It's interesting because it highlights one of the foundation myths of
OSM; which is that it uses the "WGS84" co-ordinate system. This is a
convenient myth and if you're talking about only mapping to the nearest
5m then it is in effect true. However, once you start talking about
sub-metre accuracy it stops being true for a number of reasons:
1. Unless you are cleared by the US DoD you don't have access to this
level of accuracy.
2. If the accuracy of your GPS is supplemented by external data then
this is inevitably based on one of the realisations of the ITRS; which
is not "WGS84".
3. WGS84 is a semi-dynamic datum. Every 1st of January the USAF uploads
new co-ordinates for each of their ground control/monitoring stations
(where they will be at 1st July). Which means that every location in
WGS84 co-ordinates needs an epoch to indicate when the measurement was
taken but the database schema for OpenStreetMap doesn't have an entry
for this.
So what happens in OSM is that each country gets mapped to their local
approximation of WGS84. In North America this is NAD83, Europe has the
ETRS89 and the various national variations. The UK must be the most
confusing as the OS seems to be maintaining two system OSGB36 and OS Net
but a least they are far enough apart to be obvious.

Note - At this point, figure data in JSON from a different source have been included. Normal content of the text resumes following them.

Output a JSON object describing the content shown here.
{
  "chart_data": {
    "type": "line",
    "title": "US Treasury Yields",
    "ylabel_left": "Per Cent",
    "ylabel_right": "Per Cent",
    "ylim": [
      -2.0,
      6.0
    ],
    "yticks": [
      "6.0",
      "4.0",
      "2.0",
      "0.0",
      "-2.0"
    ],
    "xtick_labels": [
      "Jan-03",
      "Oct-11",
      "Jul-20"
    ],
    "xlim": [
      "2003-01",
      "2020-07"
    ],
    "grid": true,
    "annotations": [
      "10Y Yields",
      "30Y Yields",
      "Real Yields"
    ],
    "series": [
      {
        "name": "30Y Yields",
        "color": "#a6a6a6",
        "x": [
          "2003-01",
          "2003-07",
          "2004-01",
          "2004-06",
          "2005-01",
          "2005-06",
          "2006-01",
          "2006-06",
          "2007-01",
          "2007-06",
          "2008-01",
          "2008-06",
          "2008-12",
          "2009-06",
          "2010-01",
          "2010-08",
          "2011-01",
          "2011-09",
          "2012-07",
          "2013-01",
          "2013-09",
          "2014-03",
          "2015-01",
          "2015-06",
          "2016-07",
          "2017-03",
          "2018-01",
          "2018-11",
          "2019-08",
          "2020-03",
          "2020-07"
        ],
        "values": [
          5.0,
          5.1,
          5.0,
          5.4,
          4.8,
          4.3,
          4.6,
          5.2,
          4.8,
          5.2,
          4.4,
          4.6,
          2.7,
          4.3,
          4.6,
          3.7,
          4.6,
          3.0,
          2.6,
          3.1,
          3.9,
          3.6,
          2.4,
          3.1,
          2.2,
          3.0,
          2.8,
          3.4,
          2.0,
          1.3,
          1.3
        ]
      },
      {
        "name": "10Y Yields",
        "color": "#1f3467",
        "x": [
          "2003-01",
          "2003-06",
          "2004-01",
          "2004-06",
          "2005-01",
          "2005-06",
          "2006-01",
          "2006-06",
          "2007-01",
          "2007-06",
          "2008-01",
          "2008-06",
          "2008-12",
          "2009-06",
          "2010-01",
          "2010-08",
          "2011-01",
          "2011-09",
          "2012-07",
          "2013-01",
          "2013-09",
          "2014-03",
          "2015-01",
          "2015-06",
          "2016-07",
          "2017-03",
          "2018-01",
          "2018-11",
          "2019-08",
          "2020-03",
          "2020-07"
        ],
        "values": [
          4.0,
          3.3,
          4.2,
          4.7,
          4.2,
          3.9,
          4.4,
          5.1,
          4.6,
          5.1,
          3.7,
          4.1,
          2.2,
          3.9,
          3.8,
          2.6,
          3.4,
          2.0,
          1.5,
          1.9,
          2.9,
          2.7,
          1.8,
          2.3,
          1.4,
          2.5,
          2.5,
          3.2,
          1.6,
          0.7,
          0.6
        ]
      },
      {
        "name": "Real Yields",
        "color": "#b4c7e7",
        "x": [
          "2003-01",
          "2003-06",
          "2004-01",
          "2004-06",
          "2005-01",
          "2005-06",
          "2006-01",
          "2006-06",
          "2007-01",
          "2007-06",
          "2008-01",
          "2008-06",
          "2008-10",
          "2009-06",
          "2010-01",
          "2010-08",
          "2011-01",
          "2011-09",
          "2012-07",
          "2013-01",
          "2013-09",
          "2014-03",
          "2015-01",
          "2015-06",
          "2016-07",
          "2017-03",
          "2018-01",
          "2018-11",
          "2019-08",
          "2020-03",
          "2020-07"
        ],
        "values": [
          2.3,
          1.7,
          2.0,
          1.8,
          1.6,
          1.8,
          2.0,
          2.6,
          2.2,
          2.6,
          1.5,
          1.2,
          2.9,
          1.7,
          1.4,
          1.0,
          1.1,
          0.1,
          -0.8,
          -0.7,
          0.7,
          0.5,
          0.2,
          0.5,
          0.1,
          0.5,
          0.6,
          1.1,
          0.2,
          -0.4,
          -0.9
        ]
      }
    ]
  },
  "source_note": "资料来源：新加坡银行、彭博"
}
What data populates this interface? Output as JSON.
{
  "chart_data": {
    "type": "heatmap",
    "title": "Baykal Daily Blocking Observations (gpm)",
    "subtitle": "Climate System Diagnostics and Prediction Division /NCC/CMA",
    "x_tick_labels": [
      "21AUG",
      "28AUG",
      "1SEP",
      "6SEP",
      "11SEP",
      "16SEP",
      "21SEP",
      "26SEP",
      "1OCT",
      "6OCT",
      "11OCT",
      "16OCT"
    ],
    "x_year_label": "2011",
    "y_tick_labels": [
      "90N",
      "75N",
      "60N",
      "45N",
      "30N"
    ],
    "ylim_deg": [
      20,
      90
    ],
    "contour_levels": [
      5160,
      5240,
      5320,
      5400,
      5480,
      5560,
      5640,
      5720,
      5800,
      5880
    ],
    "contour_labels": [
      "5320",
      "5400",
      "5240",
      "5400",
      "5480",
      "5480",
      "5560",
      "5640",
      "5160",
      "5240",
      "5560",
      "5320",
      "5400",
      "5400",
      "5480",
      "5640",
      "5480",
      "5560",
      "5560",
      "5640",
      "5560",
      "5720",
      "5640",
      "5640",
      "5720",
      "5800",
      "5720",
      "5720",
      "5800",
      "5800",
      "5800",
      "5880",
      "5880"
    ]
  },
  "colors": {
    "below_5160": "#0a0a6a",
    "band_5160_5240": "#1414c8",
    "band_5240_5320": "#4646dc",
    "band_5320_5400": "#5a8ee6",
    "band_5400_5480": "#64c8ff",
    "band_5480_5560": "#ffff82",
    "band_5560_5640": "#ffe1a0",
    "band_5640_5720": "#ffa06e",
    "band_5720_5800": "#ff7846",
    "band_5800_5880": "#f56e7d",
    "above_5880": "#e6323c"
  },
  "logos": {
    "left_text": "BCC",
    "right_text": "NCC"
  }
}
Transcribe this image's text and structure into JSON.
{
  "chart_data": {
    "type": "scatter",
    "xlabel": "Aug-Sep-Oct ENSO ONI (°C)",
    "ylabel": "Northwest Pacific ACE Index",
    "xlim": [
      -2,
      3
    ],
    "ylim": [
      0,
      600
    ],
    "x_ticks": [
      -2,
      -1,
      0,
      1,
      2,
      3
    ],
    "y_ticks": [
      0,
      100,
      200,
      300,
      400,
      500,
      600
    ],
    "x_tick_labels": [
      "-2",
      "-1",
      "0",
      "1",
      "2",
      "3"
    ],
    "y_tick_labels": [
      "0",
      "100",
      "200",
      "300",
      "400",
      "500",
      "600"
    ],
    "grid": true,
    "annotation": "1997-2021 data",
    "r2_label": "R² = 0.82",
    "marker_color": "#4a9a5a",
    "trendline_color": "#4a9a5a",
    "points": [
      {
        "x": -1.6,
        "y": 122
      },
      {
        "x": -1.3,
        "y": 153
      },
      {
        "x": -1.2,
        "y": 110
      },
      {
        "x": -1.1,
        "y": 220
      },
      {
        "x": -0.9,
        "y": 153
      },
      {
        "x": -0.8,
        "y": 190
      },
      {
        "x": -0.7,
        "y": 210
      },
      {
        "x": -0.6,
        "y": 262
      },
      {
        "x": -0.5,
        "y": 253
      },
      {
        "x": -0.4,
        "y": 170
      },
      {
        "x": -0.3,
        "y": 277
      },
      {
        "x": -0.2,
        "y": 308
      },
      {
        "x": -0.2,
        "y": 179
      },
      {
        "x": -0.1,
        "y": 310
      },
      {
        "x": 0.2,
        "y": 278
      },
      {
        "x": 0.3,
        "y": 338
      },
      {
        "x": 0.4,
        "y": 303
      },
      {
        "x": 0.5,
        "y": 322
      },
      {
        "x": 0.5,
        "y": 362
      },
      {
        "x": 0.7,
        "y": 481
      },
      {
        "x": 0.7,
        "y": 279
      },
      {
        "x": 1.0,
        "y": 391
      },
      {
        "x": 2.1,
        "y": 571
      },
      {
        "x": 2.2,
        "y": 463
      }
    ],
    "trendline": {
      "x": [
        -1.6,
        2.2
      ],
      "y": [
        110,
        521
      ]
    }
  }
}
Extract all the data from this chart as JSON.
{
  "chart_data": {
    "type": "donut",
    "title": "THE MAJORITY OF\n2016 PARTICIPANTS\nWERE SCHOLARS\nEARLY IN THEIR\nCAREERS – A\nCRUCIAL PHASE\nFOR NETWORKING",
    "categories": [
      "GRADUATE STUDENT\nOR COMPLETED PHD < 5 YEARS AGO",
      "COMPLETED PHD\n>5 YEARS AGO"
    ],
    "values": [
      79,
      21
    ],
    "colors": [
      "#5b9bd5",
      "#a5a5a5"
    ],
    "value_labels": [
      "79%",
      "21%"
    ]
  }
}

In Australia it means that we've been happily mapping to GDA94 and
ignoring the fact that we're racing north at something like 70-90 mm a
year. People mapping with consumer grade GPS are only within 5m anyway
so don't care. People with access to survey grade GPS understand the
difference and convert back to GDA94.
What difference will it make to OSM? It depends. If you're mapping some
where that has good quality aerial imagery and people have carefully
traced things then it's going to be obvious (https://goo.gl/sWWfYm). On
the other hand most of OSM in Australia can be described as roughly
sketched and if all you have is Bing imagery and some crudely traced
streets then I doubt you'll be able to tell (https://goo.gl/B7WVfz).
What to do about it? Unfortunately the changeover to GDA2020 is not
going to happen overnight, the plan is for a three year transition
starting in 2017. If it did happen overnight then we could just shift
all of the nodes in Australia to their new positions can keep on
mapping. What's actually going to happen is that the various different
organizations are going to switch at different times and the situation
for aerial imagery mosaics will be interesting if they aren't
retrospectively re-projected (you'll have some places on GDA2020 and
others still on GD94). So I'm guessing the approach of wait and see
might be the one to take. Obviously if organizations start releasing
data in GDA2020 and people start importing it into OSM we're going to
have to make the call: move everything to GDA2020 or convert imports
back to GDA94? It's only going to be a real issue once we get access to
aerial imagery that's in GDA2020 or people get general access to GPS
with decimetre accuracy.
Whatever we do it'll be a good test to see what should happen in OSM
when NAD83 gets replaced by 2022 and everything in the USA moves 1~1.5m
(http://www.geodesy.noaa.gov/datums/newdatums/index.shtml).
On 29/7/16 22:40, Andy Mabbett wrote:
See you when you reach England ;-)
http://www.bbc.co.uk/news/technology-36912700
But seriously: what impact might this have, on OSM?